Sunday, March 29, 2009

The Archeological Dig in my Living Room

Last week, my husband told me that he was ready to have the wood floor installed that I've been waiting for in my office/living room. He's kind of in charge of this since we own a flooring store and has to schedule the installers, etc. So I've spent the last week cleaning this room out and it's been like an archeological dig.

Up until 33 days ago, I was a compulsive spender (who's counting?) so, of course, the wreckage of my shopping past was in there. I found so many beautiful, new picture frames in there that I'm ashamed of myself. What could a person be thinking when she buys so many? They're on sale so I'll buy 20? There are art prints of every size, both ones I love and ones that are just masterpieces because one time I was going to teach Art Masterpiece and bought everything ahead of time but then the school decided not to go with it. This is what you're like when you're a compulsive spender. There are gorgeous, wood carved wall hangings. There are two clock collections from the 1940s and 1950s, one of starburst clocks, and the other of hanging rope clocks. Was I trying to buy time? There is more furniture than can reasonably be squeezed into a room: my piano, my desk, two couches, a coffee table, two end tables. There are wall-to-wall ceiling-height built-in bookshelves and two free-standing ones, all of which have books piled on them.
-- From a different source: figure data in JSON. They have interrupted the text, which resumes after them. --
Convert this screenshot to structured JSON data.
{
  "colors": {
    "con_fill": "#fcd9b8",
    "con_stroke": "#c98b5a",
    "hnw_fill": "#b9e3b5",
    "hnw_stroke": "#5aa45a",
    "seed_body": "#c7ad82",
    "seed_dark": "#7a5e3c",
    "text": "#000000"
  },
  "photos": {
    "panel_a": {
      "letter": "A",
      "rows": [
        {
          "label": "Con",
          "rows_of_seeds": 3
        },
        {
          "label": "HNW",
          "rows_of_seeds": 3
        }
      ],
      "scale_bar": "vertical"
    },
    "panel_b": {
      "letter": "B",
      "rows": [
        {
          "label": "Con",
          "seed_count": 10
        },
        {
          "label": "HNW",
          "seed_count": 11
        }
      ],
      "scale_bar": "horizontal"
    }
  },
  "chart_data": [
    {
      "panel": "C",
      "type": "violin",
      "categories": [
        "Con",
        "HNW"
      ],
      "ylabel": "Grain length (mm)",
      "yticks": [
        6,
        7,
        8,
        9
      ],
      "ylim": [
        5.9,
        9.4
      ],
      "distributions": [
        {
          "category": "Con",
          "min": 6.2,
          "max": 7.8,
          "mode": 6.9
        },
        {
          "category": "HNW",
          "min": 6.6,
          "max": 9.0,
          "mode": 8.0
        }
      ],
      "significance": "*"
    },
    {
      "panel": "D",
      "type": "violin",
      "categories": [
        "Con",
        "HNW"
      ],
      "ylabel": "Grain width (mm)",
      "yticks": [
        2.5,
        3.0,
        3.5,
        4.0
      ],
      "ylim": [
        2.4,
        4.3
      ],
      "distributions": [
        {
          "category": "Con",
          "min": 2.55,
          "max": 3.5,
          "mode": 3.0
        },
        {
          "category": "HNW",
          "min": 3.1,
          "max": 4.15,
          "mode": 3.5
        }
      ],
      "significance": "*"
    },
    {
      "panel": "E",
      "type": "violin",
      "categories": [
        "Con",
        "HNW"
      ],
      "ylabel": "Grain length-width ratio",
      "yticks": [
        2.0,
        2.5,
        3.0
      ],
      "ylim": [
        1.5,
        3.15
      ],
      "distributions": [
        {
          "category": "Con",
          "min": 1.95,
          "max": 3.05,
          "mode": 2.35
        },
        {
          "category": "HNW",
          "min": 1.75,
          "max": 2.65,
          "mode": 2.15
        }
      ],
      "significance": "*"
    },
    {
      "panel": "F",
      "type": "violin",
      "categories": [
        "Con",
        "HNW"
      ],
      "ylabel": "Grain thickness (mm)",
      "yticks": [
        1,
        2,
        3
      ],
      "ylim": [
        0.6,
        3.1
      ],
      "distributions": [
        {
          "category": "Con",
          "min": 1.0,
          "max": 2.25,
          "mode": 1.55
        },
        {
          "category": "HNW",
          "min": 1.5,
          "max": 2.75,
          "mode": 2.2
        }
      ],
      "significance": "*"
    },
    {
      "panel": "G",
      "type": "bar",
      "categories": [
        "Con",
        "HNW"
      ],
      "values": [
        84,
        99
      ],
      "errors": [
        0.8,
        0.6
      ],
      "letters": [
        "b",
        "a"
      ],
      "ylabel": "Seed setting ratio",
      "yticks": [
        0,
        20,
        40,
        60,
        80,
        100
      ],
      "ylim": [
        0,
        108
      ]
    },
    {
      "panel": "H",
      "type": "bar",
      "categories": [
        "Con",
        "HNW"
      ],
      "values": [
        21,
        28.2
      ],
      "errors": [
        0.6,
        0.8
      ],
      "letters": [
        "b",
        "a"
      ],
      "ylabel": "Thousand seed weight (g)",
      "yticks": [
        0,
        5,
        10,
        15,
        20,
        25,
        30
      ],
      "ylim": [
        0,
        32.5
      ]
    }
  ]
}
Now the room's empty. Of course the rest of the house looks like a bomb hit it. And tomorrow the guys will show up and start working: pull up the carpeting, repair the drywall, paint the room, and put down the wood. But this week sometime, I'm going to have to answer the question of what, exactly, I'm supposed to put back in there when they're done? This is actually supposed to be a house, not a warehouse. I am committed to really making each room usable. Outside it may be HOA-hell with annoying gates and identical houses, but inside it's mine.

My mother, who, besides being a Holocaust survivor, was also once a Skokie housewife, weighs in with her opinion. She says, "Move your stuff out of there! Leave only the couches! It's a living room - don't let the kids in there!" She'd probably like me to get the couches wrapped in plastic and rope it off.

But I know that in there, somewhere, is my book - all my books, the ones I've written and the ones I haven't. The one about growing up one of seven sisters with Holocaust survivor parents; the one about being fat for 25 years; the one about how hard it is to leave a marriage, even when you know it's the wrong guy; and the one about being a teenager in the only Jewish family in Scottsdale in the 1970s on food stamps. Those books are in that room so I guess I'll keep that in mind when I'm rearranging. I need to make them easy to find.